The request body that we try to assemble and send back to Grok. Note it looks slightly different from the new task request body:grok.cadn.net.cn

Request body after processing tool call

The corresponding code to append messages:grok.cadn.net.cn

# Append assistant message including tool calls to messages
messages.append(response.choices[0].message)

# Check if there is any tool calls in response body
# You can also wrap this in a function to make the code cleaner

if response.choices[0].message.tool_calls:
    for tool_call in response.choices[0].message.tool_calls:

        # Get the tool function name and arguments Grok wants to call
        function_name = tool_call.function.name
        function_args = json.loads(tool_call.function.arguments)

        # Call one of the tool function defined earlier with arguments
        result = tools_map[function_name](**function_args)

        # Append the result from tool function call to the chat message history,
        # with "role": "tool"
        messages.append(
            {
                "role": "tool",
                "content": json.dumps(result),
                "tool_call_id": tool_call.id  # tool_call.id supplied in Grok's response
            }
        )

response = client.chat.completions.create(
    model="grok-2-latest",
    messages=messages,
    tools=tools_definition,
    tool_choice="auto"
)

print(response.choices[0].message.content)

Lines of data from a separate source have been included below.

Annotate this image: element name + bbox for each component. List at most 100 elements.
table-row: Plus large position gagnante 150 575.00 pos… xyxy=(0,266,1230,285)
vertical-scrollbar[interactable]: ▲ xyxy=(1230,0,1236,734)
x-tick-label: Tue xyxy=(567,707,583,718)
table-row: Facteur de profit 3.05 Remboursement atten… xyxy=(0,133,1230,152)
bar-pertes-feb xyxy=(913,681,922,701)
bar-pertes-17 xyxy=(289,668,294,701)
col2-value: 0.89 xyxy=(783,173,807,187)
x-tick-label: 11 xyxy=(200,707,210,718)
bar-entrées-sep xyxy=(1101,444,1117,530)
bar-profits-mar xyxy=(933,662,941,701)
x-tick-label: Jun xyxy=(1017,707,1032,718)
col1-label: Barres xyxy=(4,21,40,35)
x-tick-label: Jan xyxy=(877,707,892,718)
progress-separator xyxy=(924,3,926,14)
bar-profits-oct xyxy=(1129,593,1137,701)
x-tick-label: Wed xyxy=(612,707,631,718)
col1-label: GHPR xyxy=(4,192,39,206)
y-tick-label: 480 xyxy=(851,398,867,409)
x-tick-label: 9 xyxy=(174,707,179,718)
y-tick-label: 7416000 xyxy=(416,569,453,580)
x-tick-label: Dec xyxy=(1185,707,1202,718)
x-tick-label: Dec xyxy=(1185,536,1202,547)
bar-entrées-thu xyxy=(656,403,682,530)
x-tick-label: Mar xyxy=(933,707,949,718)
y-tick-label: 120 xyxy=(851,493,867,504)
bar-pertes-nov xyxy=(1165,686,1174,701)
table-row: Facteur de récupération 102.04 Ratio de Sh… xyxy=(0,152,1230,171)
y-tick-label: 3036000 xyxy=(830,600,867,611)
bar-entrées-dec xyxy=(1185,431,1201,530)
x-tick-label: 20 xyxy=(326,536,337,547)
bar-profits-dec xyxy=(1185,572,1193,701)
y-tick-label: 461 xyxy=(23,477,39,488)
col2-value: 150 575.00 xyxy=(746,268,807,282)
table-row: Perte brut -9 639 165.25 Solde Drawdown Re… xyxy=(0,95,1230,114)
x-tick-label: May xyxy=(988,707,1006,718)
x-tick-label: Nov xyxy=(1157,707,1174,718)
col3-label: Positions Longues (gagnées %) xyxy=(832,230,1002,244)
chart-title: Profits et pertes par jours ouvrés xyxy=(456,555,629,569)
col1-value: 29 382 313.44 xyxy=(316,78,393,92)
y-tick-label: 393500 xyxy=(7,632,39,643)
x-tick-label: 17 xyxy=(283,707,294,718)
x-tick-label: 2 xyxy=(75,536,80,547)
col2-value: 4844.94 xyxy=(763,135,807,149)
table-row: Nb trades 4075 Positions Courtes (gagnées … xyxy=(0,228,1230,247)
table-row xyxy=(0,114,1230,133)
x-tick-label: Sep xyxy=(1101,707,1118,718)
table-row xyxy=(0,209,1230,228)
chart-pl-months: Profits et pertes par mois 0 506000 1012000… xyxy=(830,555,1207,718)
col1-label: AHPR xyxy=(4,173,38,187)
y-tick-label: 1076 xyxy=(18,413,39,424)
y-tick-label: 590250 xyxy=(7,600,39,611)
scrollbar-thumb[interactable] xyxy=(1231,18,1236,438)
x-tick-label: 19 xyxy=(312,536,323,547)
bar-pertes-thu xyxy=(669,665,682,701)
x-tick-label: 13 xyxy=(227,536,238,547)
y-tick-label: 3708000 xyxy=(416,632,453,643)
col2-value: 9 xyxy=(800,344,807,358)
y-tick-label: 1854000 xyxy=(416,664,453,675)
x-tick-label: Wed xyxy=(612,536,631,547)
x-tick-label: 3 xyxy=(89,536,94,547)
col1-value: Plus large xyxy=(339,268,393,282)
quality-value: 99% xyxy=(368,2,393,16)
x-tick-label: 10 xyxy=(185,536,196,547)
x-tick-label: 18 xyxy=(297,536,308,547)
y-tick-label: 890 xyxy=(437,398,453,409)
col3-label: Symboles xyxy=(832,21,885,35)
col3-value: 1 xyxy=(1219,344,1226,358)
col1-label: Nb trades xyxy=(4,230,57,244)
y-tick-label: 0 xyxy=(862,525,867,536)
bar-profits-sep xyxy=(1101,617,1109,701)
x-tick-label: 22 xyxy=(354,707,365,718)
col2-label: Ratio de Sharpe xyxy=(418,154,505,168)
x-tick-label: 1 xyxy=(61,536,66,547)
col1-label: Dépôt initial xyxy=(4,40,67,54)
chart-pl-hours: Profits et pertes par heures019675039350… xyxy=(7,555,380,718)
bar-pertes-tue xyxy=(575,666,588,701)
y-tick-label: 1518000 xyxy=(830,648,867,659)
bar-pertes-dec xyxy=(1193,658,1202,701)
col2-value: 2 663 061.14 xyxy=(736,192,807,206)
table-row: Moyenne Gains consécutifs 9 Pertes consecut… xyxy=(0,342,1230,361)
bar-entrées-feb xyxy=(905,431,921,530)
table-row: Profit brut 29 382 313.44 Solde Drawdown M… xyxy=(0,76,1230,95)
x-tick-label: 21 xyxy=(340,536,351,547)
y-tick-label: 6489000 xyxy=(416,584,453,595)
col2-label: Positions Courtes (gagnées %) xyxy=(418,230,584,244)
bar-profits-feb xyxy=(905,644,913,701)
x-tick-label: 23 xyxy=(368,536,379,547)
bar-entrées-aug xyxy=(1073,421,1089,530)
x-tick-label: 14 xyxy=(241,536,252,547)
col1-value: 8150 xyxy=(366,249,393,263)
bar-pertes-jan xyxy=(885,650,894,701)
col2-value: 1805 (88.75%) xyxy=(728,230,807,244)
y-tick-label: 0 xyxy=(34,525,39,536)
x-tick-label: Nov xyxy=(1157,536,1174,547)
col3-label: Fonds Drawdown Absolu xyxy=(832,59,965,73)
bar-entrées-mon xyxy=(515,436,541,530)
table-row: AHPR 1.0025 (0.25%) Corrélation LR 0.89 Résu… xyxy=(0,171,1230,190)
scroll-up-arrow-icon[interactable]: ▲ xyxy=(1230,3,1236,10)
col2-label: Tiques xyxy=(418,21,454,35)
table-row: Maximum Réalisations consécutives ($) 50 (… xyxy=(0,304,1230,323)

You can continue the conversation following Step 2. Otherwise you can terminate.grok.cadn.net.cn


By default, the model will automatically decide whether a function call is necessary and select which functions to call, as determined by the tool_choice: "auto" setting.grok.cadn.net.cn

We offer three ways to customize the default behavior:grok.cadn.net.cn

  1. To force the model to always call one or more functions, you can set tool_choice: "required". The model will then always call function. Note this could force the model to hallucinate parameters.
  2. To force the model to call a specific function, you can set tool_choice: {"type": "function", "function": {"name": "my_function"}}.
  3. To disable function calling and force the model to only generate a user-facing message, you can either provide no tools, or set tool_choice: "none".